Skala usaha kecil dan penggunaan teknologi yang sederhana membuat industri minyak goreng kelapa lebih intensif menggunakan tenaga kerja dibandingkan dengan minyak goreng sawit. Akibatnya dalam hal distribusi pendapatan lebih baik jika dibandingkan dengan yang berbasis kelapa sawit.

Dilihat dari sisi efisiensi ekonomi, industri minyak goreng berbasis kelapa kurang efisien dibandingkan industri minyak goreng berbasis kelapa sawit. Hal ini terjadi karena industri minyak goreng berbasis kelapa sawit umumnya berskala besar dan terintegrasi vertikal. Oleh karena itu, industri ini dapat menangkap skala ekonomi usaha (economies of scale) maupun ekonomi cakupan usaha (economies of scope).

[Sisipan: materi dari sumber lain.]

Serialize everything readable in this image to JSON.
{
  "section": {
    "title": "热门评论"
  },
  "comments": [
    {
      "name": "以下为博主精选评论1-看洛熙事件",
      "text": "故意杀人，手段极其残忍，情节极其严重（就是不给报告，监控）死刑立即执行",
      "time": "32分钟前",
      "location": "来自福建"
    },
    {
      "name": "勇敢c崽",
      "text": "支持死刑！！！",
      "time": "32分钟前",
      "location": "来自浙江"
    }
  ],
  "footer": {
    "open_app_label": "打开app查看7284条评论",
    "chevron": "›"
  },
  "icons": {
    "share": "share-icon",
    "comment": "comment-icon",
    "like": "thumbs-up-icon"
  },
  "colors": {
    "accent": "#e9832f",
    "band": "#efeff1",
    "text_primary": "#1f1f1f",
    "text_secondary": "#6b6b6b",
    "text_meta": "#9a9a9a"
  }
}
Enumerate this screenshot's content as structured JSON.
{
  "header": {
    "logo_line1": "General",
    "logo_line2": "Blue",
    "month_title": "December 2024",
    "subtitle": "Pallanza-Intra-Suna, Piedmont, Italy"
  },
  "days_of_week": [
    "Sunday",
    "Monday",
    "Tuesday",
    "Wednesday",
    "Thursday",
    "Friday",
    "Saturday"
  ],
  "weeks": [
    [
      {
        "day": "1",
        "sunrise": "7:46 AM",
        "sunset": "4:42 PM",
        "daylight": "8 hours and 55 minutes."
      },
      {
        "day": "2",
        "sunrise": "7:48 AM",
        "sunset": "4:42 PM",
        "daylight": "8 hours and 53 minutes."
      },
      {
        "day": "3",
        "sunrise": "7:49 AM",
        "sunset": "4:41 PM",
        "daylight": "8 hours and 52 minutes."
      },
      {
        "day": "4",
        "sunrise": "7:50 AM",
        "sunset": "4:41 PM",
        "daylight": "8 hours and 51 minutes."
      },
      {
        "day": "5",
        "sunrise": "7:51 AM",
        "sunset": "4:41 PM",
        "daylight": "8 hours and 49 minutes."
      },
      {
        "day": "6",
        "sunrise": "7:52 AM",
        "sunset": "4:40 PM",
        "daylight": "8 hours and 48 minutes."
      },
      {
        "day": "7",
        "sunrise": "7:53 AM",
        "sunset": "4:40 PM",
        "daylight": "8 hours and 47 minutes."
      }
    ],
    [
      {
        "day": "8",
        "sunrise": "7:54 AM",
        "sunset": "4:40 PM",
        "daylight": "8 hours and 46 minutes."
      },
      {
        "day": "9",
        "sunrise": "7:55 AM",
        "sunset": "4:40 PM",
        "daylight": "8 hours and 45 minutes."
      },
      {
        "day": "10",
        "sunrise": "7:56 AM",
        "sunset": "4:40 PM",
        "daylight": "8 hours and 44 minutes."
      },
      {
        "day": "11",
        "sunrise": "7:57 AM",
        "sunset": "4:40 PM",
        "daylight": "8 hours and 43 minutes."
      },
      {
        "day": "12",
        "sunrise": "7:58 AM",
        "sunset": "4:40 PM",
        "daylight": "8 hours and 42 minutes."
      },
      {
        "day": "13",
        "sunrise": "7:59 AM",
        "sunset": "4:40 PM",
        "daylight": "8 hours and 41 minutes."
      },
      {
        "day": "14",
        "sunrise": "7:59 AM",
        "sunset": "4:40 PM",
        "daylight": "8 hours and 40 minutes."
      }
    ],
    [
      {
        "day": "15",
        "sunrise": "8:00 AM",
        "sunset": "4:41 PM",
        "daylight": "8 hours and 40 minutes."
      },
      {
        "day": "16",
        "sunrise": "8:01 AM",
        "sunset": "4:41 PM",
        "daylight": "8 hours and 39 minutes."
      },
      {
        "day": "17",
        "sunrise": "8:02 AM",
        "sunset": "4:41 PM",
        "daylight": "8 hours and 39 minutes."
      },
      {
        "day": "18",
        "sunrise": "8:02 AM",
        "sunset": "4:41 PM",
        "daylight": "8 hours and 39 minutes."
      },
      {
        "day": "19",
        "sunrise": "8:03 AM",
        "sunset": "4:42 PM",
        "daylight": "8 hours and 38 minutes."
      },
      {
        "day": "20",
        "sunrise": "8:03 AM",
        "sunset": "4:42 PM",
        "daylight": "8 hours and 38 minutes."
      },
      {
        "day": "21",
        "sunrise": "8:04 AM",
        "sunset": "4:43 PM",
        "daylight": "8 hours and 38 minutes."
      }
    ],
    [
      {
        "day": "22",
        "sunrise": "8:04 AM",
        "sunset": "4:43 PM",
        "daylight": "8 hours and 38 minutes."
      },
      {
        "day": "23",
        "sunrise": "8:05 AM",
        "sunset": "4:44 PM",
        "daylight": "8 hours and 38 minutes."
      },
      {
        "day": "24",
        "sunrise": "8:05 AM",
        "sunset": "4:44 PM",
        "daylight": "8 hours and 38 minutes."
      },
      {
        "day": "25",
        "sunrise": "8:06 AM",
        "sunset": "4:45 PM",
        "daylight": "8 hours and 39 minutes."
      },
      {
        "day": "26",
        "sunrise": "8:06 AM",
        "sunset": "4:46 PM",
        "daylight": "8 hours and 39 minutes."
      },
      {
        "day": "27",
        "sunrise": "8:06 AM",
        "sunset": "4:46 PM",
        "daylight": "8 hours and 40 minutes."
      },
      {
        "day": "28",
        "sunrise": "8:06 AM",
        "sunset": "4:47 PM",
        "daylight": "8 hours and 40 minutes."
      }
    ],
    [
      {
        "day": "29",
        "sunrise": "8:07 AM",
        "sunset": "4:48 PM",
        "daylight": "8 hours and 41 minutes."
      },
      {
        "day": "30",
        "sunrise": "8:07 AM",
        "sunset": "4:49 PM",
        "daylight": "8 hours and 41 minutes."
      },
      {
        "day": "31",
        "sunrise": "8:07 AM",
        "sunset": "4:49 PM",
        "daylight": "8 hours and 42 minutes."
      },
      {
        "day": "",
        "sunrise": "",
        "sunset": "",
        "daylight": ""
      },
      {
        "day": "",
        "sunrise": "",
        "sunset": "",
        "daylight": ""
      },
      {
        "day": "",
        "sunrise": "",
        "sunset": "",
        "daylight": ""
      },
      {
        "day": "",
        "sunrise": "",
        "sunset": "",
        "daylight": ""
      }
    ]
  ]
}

Selain itu, industri minyak goreng berbasis kelapa sawit pada umumnya menggunakan teknologi modern yang jauh lebih efisien dibandingkan teknologi tradisional yang umumnya digunakan oleh industri minyak goreng kelapa. Oleh karena itu, industri minyak goreng berbasis kelapa sawit lebih sesuai untuk pengembangan industri yang bersifat promosi ekspor.

Berdasarkan uraian yang telah dikemukakan di atas, pemerintah dihadapkan pada beberapa dilema yang sulit diputuskan. Pertama, pilihan antara pengembangan industri minyak goreng berbasis kelapa atau industri minyak goreng yang berbasis kelapa sawit. Kedua pilihan ini sama-sama mempunyai keunggulan dan kelemahan. Apabila dilihat dari segi pengembangan usaha perkebunan rakyat, industri minyak goreng berbasis kelapa jauh lebih baik daripada yang berbasis kelapa sawit. Hal ini terjadi karena perkebunan kelapa

didominasi oleh usaha perkebunan rakyat, sedangkan perkebunan kelapa sawit didominasi oleh usaha perkebunan besar (PTP dan Swasta).

Kedua, pilihan sulit antara pengembangan industri minyak goreng berbasis kelapa dengan berbasis kelapa sawit dilihat dari segi pengembangan perekonomian nasional. Apabila dipilih perekonomian berbasis kerakyatan maka industri minyak goreng berbasis kelapa lebih tepat tetapi dilihat dari segi pengembangan industri berdaya saing tinggi, maka industri minyak goreng berbasis kelapa sawit lebih sesuai. Keputusan yang lebih sesuai dalam menghadapi dilema ini adalah kebijakan netral sehingga kekuatan pasarlah yang akan menentukan arah pengembangan industri minyak goreng.

Ketiga adalah dilema pilihan instrumen kebijakan untuk pengelolaan (stabilisasi) harga minyak goreng domestik yaitu antara operasi pasar menggunakan stok penyangga minyak goreng melalui impor minyak goreng atau dengan menggunakan pengaturan produksi minyak goreng.